Note that not all of the activities or elements described above in the general description are required, that a portion of a specific activity or device may not be required, and that one or more further activities may be performed, or elements included, in addition to those described. Still further, the order in which activities are listed are not necessarily the order in which they are performed. Also, the concepts have been described with reference to specific embodiments. However, one of ordinary skill in the art appreciates that various modifications and changes can be made without departing from the scope of the present disclosure as set forth in the claims below. Accordingly, the specification and figures are to be regarded in an illustrative rather than a restrictive sense, and all such modifications are intended to be included within the scope of the present disclosure.
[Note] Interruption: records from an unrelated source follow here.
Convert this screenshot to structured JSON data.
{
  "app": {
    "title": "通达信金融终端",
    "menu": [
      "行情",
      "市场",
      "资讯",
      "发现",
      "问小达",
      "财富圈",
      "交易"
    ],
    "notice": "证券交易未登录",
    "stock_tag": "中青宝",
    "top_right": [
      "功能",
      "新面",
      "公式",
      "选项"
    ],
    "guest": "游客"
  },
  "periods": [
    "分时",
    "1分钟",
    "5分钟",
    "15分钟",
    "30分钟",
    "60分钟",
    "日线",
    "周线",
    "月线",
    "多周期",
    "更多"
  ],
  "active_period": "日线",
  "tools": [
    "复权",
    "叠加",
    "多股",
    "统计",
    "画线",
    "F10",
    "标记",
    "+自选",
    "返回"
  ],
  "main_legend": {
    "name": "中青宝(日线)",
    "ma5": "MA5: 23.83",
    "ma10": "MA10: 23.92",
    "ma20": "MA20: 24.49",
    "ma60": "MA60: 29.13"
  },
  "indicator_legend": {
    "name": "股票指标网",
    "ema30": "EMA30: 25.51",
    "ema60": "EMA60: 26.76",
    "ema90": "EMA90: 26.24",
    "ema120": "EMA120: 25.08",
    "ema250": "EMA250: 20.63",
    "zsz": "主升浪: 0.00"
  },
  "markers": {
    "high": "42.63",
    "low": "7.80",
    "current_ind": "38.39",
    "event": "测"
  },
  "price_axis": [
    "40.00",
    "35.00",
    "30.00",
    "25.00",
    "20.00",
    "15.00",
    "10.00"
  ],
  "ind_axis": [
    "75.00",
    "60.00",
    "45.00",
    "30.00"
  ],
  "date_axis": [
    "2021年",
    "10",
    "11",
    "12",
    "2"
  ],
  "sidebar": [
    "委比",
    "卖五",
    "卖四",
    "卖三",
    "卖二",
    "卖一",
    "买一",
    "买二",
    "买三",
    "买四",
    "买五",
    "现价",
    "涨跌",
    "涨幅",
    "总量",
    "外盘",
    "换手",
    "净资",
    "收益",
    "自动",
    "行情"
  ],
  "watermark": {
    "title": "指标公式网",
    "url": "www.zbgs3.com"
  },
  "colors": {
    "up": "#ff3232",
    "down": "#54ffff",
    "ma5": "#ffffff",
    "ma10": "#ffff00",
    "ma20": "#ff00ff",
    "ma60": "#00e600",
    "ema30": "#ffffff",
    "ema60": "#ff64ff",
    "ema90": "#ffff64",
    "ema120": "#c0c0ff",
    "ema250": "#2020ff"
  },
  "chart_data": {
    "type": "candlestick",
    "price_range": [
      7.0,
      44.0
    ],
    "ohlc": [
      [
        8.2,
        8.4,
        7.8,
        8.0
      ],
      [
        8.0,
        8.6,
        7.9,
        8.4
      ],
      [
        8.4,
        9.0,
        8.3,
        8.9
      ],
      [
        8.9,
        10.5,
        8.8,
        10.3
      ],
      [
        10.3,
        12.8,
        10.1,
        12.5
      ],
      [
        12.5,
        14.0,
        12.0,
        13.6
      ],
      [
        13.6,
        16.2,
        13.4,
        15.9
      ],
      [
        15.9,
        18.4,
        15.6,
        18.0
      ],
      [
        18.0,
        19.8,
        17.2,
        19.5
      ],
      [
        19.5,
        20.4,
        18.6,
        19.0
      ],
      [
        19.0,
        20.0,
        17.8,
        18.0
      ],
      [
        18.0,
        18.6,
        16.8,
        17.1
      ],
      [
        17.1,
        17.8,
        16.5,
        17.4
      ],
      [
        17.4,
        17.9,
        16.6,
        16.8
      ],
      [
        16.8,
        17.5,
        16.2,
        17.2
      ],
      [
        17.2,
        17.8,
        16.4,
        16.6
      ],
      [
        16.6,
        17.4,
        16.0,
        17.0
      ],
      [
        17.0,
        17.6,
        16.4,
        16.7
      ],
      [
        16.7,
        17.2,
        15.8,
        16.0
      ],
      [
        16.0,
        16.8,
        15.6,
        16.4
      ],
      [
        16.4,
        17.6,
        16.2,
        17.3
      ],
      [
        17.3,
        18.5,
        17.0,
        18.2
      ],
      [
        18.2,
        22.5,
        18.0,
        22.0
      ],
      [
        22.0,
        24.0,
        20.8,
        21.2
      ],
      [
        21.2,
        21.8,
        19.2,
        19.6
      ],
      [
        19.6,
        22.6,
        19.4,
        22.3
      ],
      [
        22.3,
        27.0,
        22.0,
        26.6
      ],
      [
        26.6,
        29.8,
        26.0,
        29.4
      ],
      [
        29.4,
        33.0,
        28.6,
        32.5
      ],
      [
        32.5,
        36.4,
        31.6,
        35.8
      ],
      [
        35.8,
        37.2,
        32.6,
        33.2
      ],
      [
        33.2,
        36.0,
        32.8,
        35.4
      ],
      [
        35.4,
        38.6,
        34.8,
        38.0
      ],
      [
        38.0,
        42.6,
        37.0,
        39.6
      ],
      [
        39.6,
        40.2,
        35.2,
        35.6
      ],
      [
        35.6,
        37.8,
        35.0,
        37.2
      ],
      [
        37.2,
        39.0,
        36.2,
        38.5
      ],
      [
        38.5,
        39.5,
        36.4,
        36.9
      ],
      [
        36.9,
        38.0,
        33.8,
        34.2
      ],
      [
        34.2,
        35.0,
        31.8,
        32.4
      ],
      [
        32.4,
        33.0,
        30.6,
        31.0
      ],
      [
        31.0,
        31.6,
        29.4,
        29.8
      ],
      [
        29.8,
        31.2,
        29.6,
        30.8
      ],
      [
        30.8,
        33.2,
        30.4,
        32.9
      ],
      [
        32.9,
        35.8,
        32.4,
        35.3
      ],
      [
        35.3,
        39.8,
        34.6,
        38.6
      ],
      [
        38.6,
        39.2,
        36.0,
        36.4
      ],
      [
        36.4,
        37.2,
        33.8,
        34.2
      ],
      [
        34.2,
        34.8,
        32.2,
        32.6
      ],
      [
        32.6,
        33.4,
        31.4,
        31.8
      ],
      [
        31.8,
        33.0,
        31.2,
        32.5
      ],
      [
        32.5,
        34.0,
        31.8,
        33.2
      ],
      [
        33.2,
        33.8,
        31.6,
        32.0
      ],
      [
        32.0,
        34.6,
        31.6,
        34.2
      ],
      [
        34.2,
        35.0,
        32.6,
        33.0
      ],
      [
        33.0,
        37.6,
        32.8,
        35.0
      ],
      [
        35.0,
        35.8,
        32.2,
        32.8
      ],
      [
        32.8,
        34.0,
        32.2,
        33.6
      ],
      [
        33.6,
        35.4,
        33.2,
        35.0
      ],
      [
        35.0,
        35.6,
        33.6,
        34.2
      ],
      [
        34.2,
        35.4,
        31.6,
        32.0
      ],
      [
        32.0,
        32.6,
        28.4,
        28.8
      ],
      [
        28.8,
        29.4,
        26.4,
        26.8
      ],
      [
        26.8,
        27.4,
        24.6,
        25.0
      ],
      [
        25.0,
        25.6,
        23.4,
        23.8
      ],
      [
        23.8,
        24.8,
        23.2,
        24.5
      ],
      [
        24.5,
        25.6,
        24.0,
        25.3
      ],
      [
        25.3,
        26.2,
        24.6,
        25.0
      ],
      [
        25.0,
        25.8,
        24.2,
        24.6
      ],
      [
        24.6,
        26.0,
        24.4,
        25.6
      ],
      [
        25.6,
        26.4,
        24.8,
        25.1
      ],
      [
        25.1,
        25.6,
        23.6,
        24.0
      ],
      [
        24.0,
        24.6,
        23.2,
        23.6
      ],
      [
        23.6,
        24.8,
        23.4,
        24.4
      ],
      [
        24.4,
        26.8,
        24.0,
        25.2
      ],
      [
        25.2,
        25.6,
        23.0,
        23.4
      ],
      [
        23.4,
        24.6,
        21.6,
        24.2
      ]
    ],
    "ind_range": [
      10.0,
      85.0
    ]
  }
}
Benefits, other advantages, and solutions to problems have been described above with regard to specific embodiments. However, the benefits, advantages, solutions to problems, and any feature(s) that may cause any benefit, advantage, or solution to occur or become more pronounced are not to be construed as a critical, required, or essential feature of any or all the claims. Moreover, the particular embodiments disclosed above are illustrative only, as the disclosed subject matter may be modified and practiced in different but equivalent manners apparent to those skilled in the art having the benefit of the teachings herein. No limitations are intended to the details of construction or design herein shown, other than as described in the claims below. It is therefore evident that the particular embodiments disclosed above may be altered or modified and all such variations are considered within the scope of the disclosed subject matter. Accordingly, the protection sought herein is as set forth in the claims below.